In the final semester of the program, students work on their bachelor's thesis. The focus here is on a written paper. This is an exploration of a topic of the student's choice. The aim is to carry out research on the topic and generate new thoughts and ideas from it. The other focus is on practical work. Here, a collection is developed based on the written thesis. This also includes the practical implementation of the concept and a final presentation of the pieces.
Hannah Offermann. Necklace: Armor and how it forges relationships AR8, 2025. Copper, para-aramid yarn (Kevlar).


You spent a semester on exchange at the Nova Scotia College of Art and Design. What did this experience bring to your practice? Did you encounter a different approach to teaching or learning there?
HO:
I think that in both craftsmanship and design, a change of location and interaction with new people is always very valuable. New insights and techniques can be learned which, at first glance, may seem trivial or insignificant, but which, when taken together, form a valuable collection of knowledge and perspectives. I don't think the teaching methods of the two different schools are fundamentally different, but it gave me the opportunity to interact with new people and discover a very special kind of motivation and enthusiasm. At the same time, I was taken out of my comfort zone and worked with different materials and approaches. I focused on working with wood and became more oriented towards nature and its forms.


What does it feel like to enter the “real world” after graduation, once the intensity of that period has passed?
HO: The time spent completing my degree is considered to have been very positive. Being able to carry out my final project at the university was a great experience, with all the opportunities available there. Then came the time to make decisions and determine the direction in which I want to develop, as well as consider how this is compatible with the reality of the job market. This brings its own difficulties, but I think it's valuable to engage with the real world and establish your place in it rather than remaining in the sheltered environment of university.


How do you think your education prepared you for life after your studies? And with some distance now, is there anything you feel jewellery, art & design schools should place more emphasis on?  Perhaps something important was missing?
HO: I think my education has made a valuable contribution to helping me find my own form of expression and to giving me the opportunity to explore different subject areas and discover what interests me and where I could see myself working. One area where I see potential for development, both for my own school and for others, is in addressing the issues of self-employment and economic understanding. I think many people in the fields of jewellery, art, and design would like to start their own business, but I feel there is a lack of basic understanding of this topic, and we, as graduates feel overwhelmed by it.


Hannah Offermann. Necklace. Armor AR5, 2025. Copper, para-aramid thread (Kevlar). 
 

About the author


Hannah Offermann is a goldsmith and designer who finds inspiration in social interactions.

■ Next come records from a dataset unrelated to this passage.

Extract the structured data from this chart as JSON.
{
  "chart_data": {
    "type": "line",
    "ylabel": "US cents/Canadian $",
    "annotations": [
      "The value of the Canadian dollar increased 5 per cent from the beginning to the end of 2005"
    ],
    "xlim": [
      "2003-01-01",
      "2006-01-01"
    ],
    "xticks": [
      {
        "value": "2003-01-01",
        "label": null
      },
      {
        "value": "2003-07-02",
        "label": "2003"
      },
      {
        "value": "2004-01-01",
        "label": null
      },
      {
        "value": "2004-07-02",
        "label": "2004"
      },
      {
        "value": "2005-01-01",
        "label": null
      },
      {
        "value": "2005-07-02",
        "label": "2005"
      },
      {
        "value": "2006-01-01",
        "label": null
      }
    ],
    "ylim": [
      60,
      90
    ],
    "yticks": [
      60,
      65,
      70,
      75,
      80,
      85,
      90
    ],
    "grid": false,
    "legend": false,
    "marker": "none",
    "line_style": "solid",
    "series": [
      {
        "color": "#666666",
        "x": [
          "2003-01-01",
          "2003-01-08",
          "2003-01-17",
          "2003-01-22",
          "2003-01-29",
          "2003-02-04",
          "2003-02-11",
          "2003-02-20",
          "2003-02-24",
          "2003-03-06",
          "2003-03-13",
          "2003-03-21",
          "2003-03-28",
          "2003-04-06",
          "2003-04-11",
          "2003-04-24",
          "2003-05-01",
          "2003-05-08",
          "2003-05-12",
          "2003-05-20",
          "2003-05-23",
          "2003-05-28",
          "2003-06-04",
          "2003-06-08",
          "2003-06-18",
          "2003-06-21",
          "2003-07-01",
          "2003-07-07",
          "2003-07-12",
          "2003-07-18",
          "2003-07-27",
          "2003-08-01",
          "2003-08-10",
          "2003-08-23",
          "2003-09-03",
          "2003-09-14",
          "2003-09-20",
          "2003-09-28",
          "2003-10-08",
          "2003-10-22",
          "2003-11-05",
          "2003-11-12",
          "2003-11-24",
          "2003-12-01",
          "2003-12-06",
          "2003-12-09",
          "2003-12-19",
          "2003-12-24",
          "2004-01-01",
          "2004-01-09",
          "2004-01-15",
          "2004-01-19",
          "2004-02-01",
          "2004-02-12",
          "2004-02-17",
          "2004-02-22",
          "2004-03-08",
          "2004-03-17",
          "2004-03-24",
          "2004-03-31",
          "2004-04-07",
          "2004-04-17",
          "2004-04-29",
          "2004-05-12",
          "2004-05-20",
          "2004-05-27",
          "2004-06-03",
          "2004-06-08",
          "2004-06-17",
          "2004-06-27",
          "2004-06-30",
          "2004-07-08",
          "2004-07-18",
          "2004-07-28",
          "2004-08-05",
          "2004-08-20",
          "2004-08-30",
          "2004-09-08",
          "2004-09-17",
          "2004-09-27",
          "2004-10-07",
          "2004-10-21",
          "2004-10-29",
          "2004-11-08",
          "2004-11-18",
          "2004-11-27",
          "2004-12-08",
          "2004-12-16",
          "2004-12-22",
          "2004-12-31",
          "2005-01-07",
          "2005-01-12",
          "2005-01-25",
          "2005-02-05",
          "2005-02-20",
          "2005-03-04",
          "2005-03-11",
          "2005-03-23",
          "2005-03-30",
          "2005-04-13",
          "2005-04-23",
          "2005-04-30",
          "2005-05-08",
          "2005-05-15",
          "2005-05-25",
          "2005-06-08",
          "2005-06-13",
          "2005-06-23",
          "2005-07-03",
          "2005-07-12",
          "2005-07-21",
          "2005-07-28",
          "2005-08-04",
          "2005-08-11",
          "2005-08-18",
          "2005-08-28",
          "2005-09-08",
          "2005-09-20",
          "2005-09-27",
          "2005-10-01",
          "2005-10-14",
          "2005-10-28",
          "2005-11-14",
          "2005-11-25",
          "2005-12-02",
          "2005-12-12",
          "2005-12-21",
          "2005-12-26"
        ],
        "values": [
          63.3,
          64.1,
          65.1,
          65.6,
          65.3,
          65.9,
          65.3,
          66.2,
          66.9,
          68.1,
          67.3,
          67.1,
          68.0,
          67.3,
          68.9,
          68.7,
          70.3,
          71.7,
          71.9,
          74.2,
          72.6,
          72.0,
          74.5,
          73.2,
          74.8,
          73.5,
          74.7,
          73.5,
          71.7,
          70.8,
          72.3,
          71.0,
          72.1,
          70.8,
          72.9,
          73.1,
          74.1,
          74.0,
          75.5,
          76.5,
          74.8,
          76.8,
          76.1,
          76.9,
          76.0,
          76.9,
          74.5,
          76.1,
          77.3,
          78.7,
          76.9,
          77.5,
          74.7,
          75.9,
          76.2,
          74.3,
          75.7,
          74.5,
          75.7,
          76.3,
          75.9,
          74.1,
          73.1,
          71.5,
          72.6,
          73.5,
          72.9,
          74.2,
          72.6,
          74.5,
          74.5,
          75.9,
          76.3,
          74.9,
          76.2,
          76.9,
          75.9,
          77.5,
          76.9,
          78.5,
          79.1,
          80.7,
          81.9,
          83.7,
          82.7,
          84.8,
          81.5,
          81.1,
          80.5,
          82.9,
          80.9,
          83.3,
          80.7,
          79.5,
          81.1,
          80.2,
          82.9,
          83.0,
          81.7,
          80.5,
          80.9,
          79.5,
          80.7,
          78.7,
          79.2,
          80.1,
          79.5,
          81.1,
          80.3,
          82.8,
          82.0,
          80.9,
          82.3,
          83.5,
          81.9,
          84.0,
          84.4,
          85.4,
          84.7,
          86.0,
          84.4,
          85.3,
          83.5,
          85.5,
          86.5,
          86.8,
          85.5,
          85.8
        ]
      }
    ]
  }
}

She lives and works in Aachen, Germany, and began her training as a goldsmith in a studio in Hamburg. She then studied jewelry design in Pforzheim. During these studies, her interest in different craft techniques and cultural exchange brought her to Indonesia for an internship as well as Canada for an exchange semester. She was part of the degree show at the Marzee Gallery, Netherlands, and was selected to participate in SCHMUCKmünchen 2026. She is also the winner of the 2026 New Talent Award from Klimt02.